Algunos analistas predijeron incluso que las Zonas Económicas Especiales se convertirían en una especie de colonias americanas en Asia oriental […] Los americanos creían que China se transformaría en una inmensa sucursal económica de los Estados Unidos gracias al restablecimiento del sistema de puertas abiertas a comienzos del siglo XXI, y hoy en cambio se encuentran ante un nuevo rival económico (Ferguson, 2006).

 

 

Como vemos, la lucha entre colonialismo y anticolonialismo caracteriza la historia de la República Popular China a lo largo de toda su evolución.

 

Y esta misma consideración vale asimismo para otros países, también de orientación socialista, pero de dimensiones bastante más reducidas, expuestos con mayor razón al peligro de perder su independencia. En los años sesenta el Che Guevara (1960) llamaba a la vigilancia contra la «agresión económica» e invitaba a Cuba y a los países que recientemente habían logrado la independencia a «liberarse no solo del yugo político, sino también del yugo económico imperialista». En la pequeña isla de Cuba, amenazada por la superpotencia estadounidense y por la doctrina Monroe, el nuevo poder surgido de la revolución abrazaba la causa del socialismo y del comunismo, y no obstante seguía considerando que su principal tarea era luchar contra el colonialismo y el neocolonialismo.

 

En cambio, el marxismo occidental ignoraba en amplia medida el dilema de Danielson. Hacia el final de la Primera Guerra Mundial, Bloch llamaba la atención sobre las aspiraciones coloniales de la Alemania de Guillermo II, que trataba «al país de Tolstói como si fuese parte del continente negro» y recurría a la brutalidad típica de las guerras coloniales: además de anexionarse vastos territorios, «destruyó la libertad y dejó que decenas de miles de bolcheviques ucranianos se ahogasen en el asedio de Taganrog» (Bloch, 1918).
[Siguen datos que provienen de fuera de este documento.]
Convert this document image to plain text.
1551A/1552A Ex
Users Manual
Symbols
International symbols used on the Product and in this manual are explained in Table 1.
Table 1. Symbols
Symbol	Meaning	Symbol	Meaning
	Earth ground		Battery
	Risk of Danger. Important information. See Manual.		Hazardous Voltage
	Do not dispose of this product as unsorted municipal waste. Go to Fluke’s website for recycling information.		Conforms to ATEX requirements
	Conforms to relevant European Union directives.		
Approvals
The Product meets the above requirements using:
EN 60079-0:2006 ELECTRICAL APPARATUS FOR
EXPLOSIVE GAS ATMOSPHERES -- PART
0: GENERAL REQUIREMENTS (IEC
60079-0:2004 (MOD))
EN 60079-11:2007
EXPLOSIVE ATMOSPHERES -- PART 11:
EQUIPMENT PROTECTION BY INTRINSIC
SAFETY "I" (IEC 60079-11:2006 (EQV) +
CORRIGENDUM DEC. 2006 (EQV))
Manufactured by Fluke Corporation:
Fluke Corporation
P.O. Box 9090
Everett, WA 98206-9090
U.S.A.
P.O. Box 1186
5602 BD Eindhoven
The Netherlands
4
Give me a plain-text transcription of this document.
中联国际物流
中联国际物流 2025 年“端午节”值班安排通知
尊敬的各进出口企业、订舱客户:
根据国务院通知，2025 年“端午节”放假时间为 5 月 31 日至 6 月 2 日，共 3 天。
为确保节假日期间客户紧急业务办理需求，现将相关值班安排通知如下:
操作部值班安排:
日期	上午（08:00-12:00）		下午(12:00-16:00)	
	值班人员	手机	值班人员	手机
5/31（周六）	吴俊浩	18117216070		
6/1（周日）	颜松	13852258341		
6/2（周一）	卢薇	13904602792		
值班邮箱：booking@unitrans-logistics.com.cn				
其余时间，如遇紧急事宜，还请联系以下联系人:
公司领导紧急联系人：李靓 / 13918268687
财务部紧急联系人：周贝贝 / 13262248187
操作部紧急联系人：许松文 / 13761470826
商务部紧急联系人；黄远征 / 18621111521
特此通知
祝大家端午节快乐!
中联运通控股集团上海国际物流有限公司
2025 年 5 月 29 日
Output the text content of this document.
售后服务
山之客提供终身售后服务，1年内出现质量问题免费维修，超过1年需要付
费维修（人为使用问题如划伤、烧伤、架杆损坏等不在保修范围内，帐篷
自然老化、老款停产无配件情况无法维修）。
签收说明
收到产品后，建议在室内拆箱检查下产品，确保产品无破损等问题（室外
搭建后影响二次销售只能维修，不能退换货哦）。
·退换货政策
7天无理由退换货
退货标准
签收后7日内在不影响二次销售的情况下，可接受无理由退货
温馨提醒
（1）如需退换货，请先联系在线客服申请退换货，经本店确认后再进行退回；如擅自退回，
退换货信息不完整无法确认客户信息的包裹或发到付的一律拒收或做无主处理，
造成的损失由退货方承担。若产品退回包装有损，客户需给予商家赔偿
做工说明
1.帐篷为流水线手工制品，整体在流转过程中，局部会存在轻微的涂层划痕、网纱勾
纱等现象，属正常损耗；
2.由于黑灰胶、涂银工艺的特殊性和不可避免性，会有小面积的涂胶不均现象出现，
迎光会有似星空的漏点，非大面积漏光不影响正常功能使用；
Esto no le impidió al filósofo alemán denunciar al poder soviético por posponer ad calendas graecas la construcción del socialismo y la implantación de unas relaciones económico-sociales acordes con el lema de la libertad y la igualdad. No había justificación para la política adoptada por Lenin, el «zar rojo»:

 

«en el campo ruso ha existido desde siempre la vieja institución de las mIR, comunidades rurales semicomunistas; siguiendo su ejemplo, y de conformidad con la voluntad de la mayoría del pueblo ruso, sería posible realizar la política agro-proletaria deseada»

 

(Bloch, 1918).

 

 

Su actitud es parecida a la que adoptó más adelante Horkheimer, quien, con el ejército alemán a las puertas de Moscú, denunciaba la poca atención que el poder soviético le estaba prestando al problema de la extinción del Estado. Años después, Anderson argumentaba de modo similar al celebrar la infinita superioridad del marxismo occidental sobre el oriental. Un año antes había concluido la guerra de Vietnam con la huida precipitada del ejército estadounidense de Saigón: una derrota infligida a la superpotencia norteamericana, en apariencia invencible, por un pequeño pueblo y un pequeño país, guiado no obstante por un partido comunista y marxista, ayudado por países de orientación socialista y apoyado por un movimiento comunista que contribuyó a hacer impopular en el propio Occidente la guerra desencadenada por Washington.

 

Sin embargo, al igual que la desesperada resistencia del ejército y del pueblo soviético para Horkheimer, tampoco el avance victorioso del ejército popular vietnamita tenía ninguna relevancia filosófica para Anderson, quien al tiempo que desarrollaba un fino e interesante análisis  sobre la distinta configuración de la relación entre naturaleza e historia y entre objeto y sujeto en ambos marxismos, evitaba plantearse preguntas que hoy nos parecerían ineludibles: ¿qué teoría filosófica y qué línea política eran las que habían hecho posible esta nueva victoria de la revolución anticolonial, que venía a sumarse a las conseguidas en China en 1949 y en Cuba diez años después? ¿Por qué el movimiento comunista seguía guiando semejante revolución, y qué relación había entre esta y la causa de la construcción de un mundo poscapitalista? En países como China, Cuba, Vietnam, ¿había concluido definitivamente la lucha por la independencia nacional, o bien se abría una nueva fase dominada por el motivo del desarrollo económico y tecnológico? ¿De qué modo debían configurarse a partir de entonces las relaciones de producción? En ausencia de tales preguntas, la deficiente realización de las perspectivas y esperanzas de la Revolución de Octubre acabaría por interpretarse como un resultado directo de la degeneración teórica y política del marxismo oriental…

 

(continuará)

 

 

 

[ Fragmento de: Losurdo, Domenico. “El marxismo occidental. Cómo nació, como murió y cómo puede resucitar” ]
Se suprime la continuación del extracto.